Presiden Republik Indonesia, Prabowo Subianto, menegaskan peran strategis Danantara sebagai lembaga penjamin keamanan dan kepastian berusaha di tanah air. Pernyataan ini disampaikan dalam pidato saat menghadiri Forum Bisnis Indonesia-Jepang di Tokyo, Jepang, Senin (30 Maret 2026).
Melalui pidatonya, Presiden Prabowo menegaskan bahwa selama setahun terakhir Danantara — lembaga pengelola investasi strategis milik negara — telah menunjukkan kinerja positif dan menjanjikan. Hal ini terlihat dari upaya Danantara dalam mengonsolidasikan pengelolaan aset nasional secara profesional, dengan tujuan memperkuat daya tarik investasi di tengah dinamika ekonomi global yang terus berubah.
“Kami hadirkan Danantara sebagai jaminan keamanan dan kepastian berusaha di Indonesia. Hal ini penting untuk investor asing maupun domestik yang ingin berkontribusi pada pembangunan nasional,” ujar Prabowo dalam forum tersebut.
Komitmen Investasi Mencapai Ratusan Triliun

Pernyataan Prabowo ini dilengkapi oleh laporan bahwa kunjungan kerja Presiden ke Jepang menghasilkan komitmen investasi mencapai sekitar Rp380 triliun dari sektor pemerintah dan swasta Jepang. Nilai tersebut mencerminkan tingginya kepercayaan dunia terhadap prospek ekonomi Indonesia di masa depan.
Para pelaku bisnis dan investor yang hadir dalam forum tersebut menyambut positif kesempatan untuk memperluas kerja sama ekonomi dengan Indonesia, terutama di sektor infrastruktur, teknologi, dan energi terbarukan.
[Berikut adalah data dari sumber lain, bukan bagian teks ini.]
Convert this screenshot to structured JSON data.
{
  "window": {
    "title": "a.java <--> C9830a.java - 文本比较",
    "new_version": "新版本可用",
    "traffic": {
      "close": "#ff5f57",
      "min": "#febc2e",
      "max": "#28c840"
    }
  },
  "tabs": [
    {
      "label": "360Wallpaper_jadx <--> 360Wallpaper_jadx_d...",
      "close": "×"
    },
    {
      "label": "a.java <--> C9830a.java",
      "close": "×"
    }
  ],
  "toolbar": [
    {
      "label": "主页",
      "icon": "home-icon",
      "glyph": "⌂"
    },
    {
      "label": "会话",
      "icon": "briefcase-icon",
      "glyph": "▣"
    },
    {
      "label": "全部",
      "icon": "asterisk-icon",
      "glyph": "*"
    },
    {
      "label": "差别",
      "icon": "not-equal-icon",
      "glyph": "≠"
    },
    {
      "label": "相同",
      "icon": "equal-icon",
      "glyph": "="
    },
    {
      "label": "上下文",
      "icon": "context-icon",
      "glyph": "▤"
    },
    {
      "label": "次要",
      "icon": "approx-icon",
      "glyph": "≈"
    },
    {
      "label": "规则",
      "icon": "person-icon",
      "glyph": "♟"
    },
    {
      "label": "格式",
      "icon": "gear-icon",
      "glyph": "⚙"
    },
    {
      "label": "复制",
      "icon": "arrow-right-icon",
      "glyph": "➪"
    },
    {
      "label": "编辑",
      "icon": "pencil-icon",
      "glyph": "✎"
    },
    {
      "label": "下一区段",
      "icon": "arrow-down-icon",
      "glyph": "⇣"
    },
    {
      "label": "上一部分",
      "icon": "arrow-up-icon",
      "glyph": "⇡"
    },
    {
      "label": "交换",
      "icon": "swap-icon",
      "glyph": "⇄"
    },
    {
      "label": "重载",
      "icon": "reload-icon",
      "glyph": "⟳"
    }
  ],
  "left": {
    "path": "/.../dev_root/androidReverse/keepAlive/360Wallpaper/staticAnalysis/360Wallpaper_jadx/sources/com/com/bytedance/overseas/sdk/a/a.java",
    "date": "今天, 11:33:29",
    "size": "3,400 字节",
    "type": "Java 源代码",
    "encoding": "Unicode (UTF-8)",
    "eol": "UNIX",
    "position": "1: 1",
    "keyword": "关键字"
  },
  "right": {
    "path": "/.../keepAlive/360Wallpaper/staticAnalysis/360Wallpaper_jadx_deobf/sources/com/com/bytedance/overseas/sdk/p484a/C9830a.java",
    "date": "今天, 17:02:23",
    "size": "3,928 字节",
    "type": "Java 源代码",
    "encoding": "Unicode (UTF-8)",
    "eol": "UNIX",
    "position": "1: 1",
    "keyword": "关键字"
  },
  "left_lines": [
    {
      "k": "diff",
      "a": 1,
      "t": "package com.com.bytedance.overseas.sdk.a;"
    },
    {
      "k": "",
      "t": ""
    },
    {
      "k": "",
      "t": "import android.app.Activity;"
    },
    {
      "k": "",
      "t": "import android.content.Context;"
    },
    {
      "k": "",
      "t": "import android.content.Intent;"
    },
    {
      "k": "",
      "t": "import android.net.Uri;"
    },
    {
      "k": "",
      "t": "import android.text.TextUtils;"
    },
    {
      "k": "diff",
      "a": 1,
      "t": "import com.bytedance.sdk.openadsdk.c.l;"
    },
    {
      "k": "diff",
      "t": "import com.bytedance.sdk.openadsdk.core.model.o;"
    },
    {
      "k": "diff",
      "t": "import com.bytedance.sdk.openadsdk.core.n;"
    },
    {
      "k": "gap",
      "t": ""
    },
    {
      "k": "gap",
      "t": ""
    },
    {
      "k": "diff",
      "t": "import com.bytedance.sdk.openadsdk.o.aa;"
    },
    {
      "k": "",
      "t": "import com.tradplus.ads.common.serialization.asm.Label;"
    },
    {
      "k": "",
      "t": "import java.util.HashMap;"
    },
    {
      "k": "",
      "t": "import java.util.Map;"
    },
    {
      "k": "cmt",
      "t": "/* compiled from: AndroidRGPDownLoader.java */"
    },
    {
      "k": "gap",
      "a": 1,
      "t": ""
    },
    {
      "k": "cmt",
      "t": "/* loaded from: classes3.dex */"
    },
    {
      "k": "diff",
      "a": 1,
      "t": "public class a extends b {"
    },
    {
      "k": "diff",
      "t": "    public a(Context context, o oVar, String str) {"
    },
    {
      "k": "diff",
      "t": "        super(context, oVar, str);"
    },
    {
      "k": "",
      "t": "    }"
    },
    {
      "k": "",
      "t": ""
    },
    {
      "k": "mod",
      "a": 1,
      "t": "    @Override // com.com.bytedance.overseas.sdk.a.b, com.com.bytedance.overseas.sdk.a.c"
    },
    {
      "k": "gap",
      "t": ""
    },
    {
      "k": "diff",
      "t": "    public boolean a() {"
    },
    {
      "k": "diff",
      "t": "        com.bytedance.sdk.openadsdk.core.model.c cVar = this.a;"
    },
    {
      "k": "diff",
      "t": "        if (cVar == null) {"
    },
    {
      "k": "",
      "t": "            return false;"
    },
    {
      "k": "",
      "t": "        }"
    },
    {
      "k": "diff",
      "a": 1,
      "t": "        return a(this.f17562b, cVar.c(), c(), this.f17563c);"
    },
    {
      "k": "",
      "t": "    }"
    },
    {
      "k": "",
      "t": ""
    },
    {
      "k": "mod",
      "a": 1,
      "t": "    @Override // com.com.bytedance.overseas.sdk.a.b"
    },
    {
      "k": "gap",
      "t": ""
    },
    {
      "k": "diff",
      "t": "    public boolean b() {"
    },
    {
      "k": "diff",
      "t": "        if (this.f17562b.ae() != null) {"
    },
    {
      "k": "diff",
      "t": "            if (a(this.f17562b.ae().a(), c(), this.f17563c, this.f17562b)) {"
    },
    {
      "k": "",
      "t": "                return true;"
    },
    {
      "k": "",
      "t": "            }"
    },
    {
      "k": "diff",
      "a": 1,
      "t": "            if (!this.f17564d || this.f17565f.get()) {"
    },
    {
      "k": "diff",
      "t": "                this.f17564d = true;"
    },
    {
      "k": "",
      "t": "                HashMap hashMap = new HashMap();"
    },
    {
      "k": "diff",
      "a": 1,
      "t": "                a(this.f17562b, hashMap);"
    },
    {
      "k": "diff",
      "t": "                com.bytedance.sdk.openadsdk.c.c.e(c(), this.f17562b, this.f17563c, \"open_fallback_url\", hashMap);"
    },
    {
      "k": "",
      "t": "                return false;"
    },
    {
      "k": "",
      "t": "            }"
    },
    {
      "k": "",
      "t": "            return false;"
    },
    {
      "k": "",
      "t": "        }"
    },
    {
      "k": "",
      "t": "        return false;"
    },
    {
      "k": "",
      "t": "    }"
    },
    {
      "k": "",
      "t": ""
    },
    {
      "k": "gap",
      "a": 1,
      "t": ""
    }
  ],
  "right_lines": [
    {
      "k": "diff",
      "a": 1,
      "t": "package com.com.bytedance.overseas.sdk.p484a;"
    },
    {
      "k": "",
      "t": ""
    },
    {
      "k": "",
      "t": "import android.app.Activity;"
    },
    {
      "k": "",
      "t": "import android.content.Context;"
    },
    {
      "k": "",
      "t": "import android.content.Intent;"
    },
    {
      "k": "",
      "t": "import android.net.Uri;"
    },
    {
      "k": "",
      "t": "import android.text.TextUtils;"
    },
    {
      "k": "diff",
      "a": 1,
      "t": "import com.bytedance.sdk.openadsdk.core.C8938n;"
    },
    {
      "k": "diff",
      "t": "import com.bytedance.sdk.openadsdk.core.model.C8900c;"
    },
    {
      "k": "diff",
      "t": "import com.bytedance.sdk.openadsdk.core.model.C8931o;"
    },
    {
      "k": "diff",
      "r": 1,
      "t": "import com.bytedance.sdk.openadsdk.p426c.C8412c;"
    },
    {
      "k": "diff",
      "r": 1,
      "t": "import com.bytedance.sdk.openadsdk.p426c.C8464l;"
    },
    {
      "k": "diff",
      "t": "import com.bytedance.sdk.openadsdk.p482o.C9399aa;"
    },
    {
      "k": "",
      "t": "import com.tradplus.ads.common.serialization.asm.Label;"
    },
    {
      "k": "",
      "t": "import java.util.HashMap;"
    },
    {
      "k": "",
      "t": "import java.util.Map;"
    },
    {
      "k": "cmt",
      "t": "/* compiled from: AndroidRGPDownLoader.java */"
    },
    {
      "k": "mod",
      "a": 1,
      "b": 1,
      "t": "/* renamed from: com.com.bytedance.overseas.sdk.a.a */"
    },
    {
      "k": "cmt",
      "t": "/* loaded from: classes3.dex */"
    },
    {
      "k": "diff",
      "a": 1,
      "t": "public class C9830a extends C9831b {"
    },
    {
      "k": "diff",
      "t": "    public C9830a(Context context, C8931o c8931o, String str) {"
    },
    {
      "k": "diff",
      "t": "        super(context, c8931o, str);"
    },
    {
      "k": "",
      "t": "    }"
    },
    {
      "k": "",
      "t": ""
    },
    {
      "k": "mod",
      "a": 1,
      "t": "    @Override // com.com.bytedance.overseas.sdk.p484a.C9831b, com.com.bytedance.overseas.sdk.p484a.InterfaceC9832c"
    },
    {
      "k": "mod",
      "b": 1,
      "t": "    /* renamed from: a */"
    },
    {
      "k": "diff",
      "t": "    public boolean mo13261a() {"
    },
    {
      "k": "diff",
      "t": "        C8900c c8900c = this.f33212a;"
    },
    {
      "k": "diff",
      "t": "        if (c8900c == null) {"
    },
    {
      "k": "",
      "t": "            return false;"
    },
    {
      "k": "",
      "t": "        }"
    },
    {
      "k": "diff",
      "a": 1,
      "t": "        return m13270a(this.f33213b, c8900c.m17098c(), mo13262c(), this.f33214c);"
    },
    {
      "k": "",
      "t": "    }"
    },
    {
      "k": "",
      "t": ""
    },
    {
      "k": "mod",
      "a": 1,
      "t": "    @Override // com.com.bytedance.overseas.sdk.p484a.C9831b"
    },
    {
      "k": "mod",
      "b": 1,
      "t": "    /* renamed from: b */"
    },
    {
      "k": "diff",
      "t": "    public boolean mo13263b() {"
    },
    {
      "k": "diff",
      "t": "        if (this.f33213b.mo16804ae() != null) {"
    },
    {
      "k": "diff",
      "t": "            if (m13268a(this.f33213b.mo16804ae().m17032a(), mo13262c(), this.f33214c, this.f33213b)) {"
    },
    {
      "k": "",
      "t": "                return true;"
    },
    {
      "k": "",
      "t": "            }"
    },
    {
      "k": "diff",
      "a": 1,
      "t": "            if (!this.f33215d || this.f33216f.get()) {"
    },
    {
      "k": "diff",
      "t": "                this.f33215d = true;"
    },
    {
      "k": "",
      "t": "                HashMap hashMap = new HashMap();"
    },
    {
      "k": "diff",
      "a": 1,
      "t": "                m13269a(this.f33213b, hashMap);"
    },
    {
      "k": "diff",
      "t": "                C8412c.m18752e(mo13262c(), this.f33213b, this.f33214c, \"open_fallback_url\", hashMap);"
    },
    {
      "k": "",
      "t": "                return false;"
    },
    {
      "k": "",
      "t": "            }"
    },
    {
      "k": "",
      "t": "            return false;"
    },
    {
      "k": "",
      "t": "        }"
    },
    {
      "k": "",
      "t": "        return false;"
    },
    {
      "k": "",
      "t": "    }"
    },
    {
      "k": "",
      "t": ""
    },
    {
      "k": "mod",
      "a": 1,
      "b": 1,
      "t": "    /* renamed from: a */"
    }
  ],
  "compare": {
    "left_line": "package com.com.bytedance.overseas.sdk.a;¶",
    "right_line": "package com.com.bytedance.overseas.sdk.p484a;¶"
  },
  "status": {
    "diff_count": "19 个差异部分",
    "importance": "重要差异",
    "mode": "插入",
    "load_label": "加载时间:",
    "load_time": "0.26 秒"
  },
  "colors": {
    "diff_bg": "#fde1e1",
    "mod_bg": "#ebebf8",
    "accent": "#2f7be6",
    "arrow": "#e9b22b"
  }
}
Komitmen ini dipandang sebagai langkah konkret dalam memperkuat pondasi pertumbuhan ekonomi Indonesia di tengah ketidakpastian global.
Tantangan dan Harapan

Meskipun komitmen investasi besar telah tercapai, Indonesia tetap menghadapi serangkaian tantangan. Perlambatan ekonomi global, fluktuasi nilai tukar, serta dinamika geopolitik dapat menjadi hambatan bagi arus investasi masuk. Namun, pemerintah optimistis bahwa kerangka kerja yang jelas dan jaminan keamanan investasi melalui Danantara akan mampu menjawab kekhawatiran investor, sekaligus membuka peluang baru.
Pakar ekonomi menilai bahwa peran lembaga seperti Danantara menjadi krusial dalam memberikan kepastian dan stabilitas, terutama ketika persaingan global semakin ketat. Kepastian hukum, kemudahan regulasi, serta dukungan infrastruktur menjadi kunci yang perlu terus diperkuat.
Menuju Daya Saing Global

Dengan komitmen investasi yang besar serta janji jaminan keamanan dari pemerintah, Indonesia berupaya menempatkan diri sebagai tujuan investasi yang kompetitif di Asia Tenggara. Presidennya sendiri menyampaikan bahwa momentum ini harus dimanfaatkan untuk mendorong inovasi industri dan memperkuat kapasitas lokal.
Seiring dengan itu, masyarakat diharapkan terus memperoleh manfaat nyata melalui kesempatan kerja baru, peningkatan keterampilan tenaga kerja, serta pertumbuhan ekonomi yang inklusif. Dengan pendekatan yang transparan dan keberpihakan pada kemajuan bangsa, potensi Indonesia untuk menjadi pusat investasi global semakin terbuka lebar.